Летом 1920 года я служила судомойкой в цыганском кабаре "У Яра". Название кабаре, впрочем, было бы слишком громким для подвала на полтора десятка столиков с перегороженными фанерой клетушками уборных, по которым всегда гуляли сквозняки: мне не один раз доводилось там ночевать. Одна из актрис, исполнительница романсов - Нина на правах старой знакомой обратилась ко мне с просьбой поставить свечу за упокой души ее знакомого офицера. С его гибели исполнялся год. Это поручение привело меня в пригородную церковь Сергия Радонежского, ту, в которой мы через месяц обвенчались - по Сережиному настоянию - с соблюдением всех прадедовских обрядов...
Я не рассчитала дороги и вошла в церковь сразу после службы: было уже полутемно. "Упокой, Господи, душу раба твоего Платона", - негромко произнесла я, ставя свечу.

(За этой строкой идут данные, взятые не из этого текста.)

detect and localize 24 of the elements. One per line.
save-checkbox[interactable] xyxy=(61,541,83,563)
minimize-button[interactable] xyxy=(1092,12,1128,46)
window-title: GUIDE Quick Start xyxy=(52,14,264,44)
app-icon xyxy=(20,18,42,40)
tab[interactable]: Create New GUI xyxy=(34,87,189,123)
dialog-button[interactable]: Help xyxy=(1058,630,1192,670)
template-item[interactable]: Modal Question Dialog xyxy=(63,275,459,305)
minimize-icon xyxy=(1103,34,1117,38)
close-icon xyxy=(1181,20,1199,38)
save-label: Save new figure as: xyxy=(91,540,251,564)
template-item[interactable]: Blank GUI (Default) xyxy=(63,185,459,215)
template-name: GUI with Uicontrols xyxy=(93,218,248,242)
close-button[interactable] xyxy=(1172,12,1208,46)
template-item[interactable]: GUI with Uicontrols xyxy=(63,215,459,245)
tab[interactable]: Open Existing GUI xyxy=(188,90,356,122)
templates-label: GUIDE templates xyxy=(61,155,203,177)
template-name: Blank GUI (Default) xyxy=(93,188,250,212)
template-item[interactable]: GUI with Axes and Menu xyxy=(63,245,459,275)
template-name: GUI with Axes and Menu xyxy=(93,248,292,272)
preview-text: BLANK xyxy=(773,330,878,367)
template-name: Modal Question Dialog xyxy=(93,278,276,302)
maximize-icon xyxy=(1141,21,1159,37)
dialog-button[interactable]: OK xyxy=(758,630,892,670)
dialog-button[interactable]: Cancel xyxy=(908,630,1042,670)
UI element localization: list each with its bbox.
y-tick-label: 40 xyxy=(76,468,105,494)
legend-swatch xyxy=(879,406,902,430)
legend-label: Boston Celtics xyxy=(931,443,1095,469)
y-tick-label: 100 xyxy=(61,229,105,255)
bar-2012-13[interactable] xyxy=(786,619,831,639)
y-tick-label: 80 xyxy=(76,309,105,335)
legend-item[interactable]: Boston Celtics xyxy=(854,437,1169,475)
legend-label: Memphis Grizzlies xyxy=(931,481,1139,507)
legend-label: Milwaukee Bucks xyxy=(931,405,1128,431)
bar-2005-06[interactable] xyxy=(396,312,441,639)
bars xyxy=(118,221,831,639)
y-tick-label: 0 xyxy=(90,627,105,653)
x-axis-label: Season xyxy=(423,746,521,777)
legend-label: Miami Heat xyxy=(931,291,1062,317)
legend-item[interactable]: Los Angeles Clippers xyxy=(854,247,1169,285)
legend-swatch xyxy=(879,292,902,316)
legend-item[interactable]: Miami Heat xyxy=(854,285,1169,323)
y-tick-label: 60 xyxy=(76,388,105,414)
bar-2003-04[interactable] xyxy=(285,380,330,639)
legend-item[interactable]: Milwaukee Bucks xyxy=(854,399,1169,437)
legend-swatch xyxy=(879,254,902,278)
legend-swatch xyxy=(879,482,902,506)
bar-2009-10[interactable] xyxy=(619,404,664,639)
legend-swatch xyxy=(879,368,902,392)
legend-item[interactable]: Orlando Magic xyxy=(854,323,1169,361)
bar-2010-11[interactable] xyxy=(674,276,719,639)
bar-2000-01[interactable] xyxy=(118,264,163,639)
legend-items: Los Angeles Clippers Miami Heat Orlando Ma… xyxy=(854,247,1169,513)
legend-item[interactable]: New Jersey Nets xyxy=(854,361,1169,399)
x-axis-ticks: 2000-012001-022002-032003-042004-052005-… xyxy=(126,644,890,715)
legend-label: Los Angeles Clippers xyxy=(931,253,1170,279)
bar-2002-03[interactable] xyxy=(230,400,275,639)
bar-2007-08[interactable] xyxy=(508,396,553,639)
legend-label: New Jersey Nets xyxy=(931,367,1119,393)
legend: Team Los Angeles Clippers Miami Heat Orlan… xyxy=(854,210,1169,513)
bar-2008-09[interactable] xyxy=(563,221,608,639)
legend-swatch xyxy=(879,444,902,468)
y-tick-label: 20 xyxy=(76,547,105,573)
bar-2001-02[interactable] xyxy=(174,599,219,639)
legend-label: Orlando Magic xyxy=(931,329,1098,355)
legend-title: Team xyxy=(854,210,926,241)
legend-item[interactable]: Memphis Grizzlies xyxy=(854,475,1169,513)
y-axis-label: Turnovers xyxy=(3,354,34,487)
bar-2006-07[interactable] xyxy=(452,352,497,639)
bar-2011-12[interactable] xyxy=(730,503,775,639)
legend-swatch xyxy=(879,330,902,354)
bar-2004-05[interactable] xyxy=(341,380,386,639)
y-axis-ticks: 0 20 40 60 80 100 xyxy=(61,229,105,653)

"Графа Зубова", - почти шепотом сказал кто-то у меня за спиной. Кто бы не вздрогнул на моем месте? Я поспешно обернулась: молодой человек, как мне показалось, лет семнадцати, - Вы знаете, что Сережа всегда казался моложе своих лет - тоже держал в руке свечу. "Да, графа Зубова, откуда Вы это знали?" Не отведя от меня чуть прищуренного холодно-серого взгляда, он вместо ответа зажег свою свечу от моей и повторил мои недавние слова: "Упокой, Господи, душу раба твоего Платона". "Сегодня годовщина, - произнес он, идя со мною к дверям, - я тоже шел за этим. Надеюсь, Вам это не покажется дерзостью - я обязан покойному графу жизнью, и долга мне уже не отдать". "У меня нет права на Ваше объяснение, - поторопилась ответить я. Я всего лишь выполняю поручение подруги".